OCD Assessment Tool A-1

OCD Assessment Tool

In this OCD Assessment Tool, Mrs. Goodwin exhibits an anxious affect as she answers the interviewer’s questions. She provides an extensive history of obsessions and compulsions. In trying to determine the causes of her obsessions and compulsions, Mrs. Goodwin blames her mother, who had signs of OCD, thinking she may have inherited the condition. Mrs. Goodwin acknowledges that she tries to hide symptoms and brings up the point that pregnancy can increase OCD symptoms. She blames her OCD symptoms, however, on her own thinking. Mrs. Goodwin portrays poor insight that her OCD symptoms may impact other people and that she may need to make changes in her life.

OCD Assessment A-2

OCD Assessment Tool

Lindsay provides a detailed account of her history with obsessions and compulsions as well as exhibiting physical symptoms during the interview. She reports that her obsessions are primarily related to electrical cords and that her compulsions consist of a tick that causes her hand to jerk to her ear. To cope, Lindsay attempts to disguise her symptoms, feeling her symptoms have had numerous negative impacts upon her life at home, school, work, and socially. She generally has good insight and thoughtful answers to the interviewer’s questions.

OCD Screening Tool A-3

OCD Screening Tool

Often exhibiting an anxious affect, Peter discusses a history of mild obsessions and compulsions that could be attributed to his being over-anxious and over-judgmental about his performance, rather than being actual symptoms of OCD. Peter discusses a particular incident of a school assignment during which he continuously checked and re-checked his work as indicative of his behavior both in the past and present. Peter’s presentation can lead to a useful discussion about differential diagnosis as well as the usefulness of the OCD assessment for diagnosing anxiety.

OCD Screening Tool A-4

OCD Screening Tool

Tade has excellent insight into her marked OCD symptoms and that the symptoms are pathologic. Her obsessions, since she was young, primarily center around cats and her disgust with and her fear of them. In terms of her compulsions, she has had problem behaviors with light switches, cords, and pulling out her hair.
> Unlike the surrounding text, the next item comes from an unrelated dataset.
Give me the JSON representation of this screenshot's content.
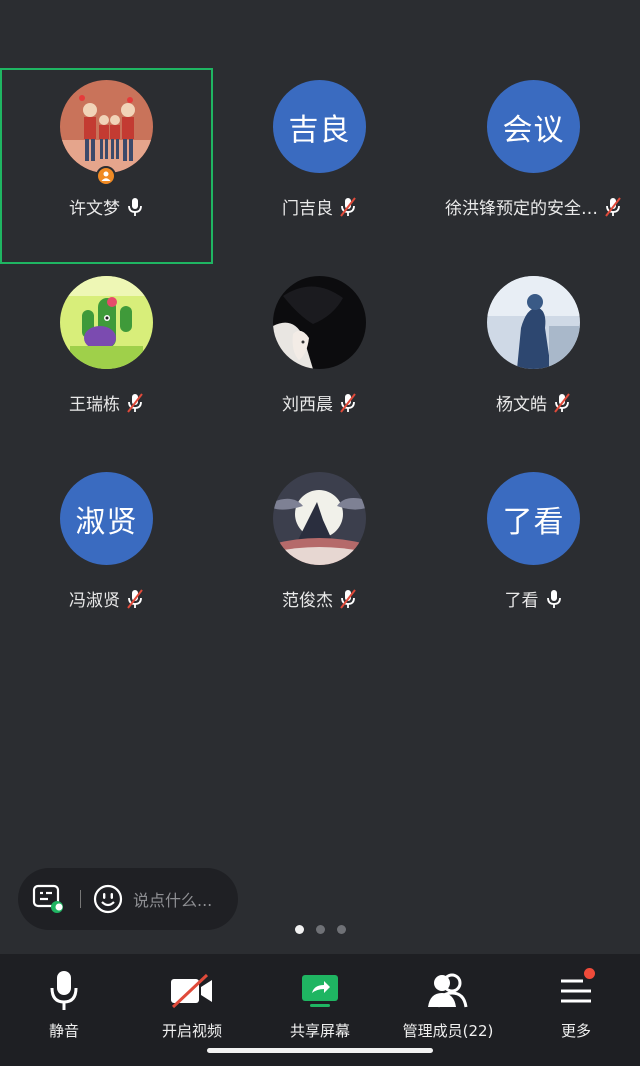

She also has good insight into how OCD symptoms negatively impact her life at work, school, and social life, and how her symptoms impose upon other people and are harmful to her self image. Tade does not have insight into the causes of OCD, blaming herself for her symptoms, which is normal for someone early in assessment and / or treatment. From the interview, we learn that Tade is highly motivated to get help.

OCD Screening Tool A-5

Evelyn provides a history of fairly mild obsessions and compulsions, including symptoms of counting and organizing. In public, she hides her counting by keeping her obsession non-verbal. As she has gotten older, Evelyn understands that her OCD symptoms are pathologic and that she needs help, although she admits, she has never felt she wanted help. Evelyn, however, has poor insight into the manner her OCD symptoms impact her work, other people, and her own thinking. She acknowledges that her fiancé recognizes her symptoms. She has read information about OCD in a pamphlet and is trying to determine whether her symptoms are hereditary. Thus, she is considering treatment. Once she learned about the medical etiology of OCD, she stopped blaming herself as strongly as she blamed herself prior to treatment.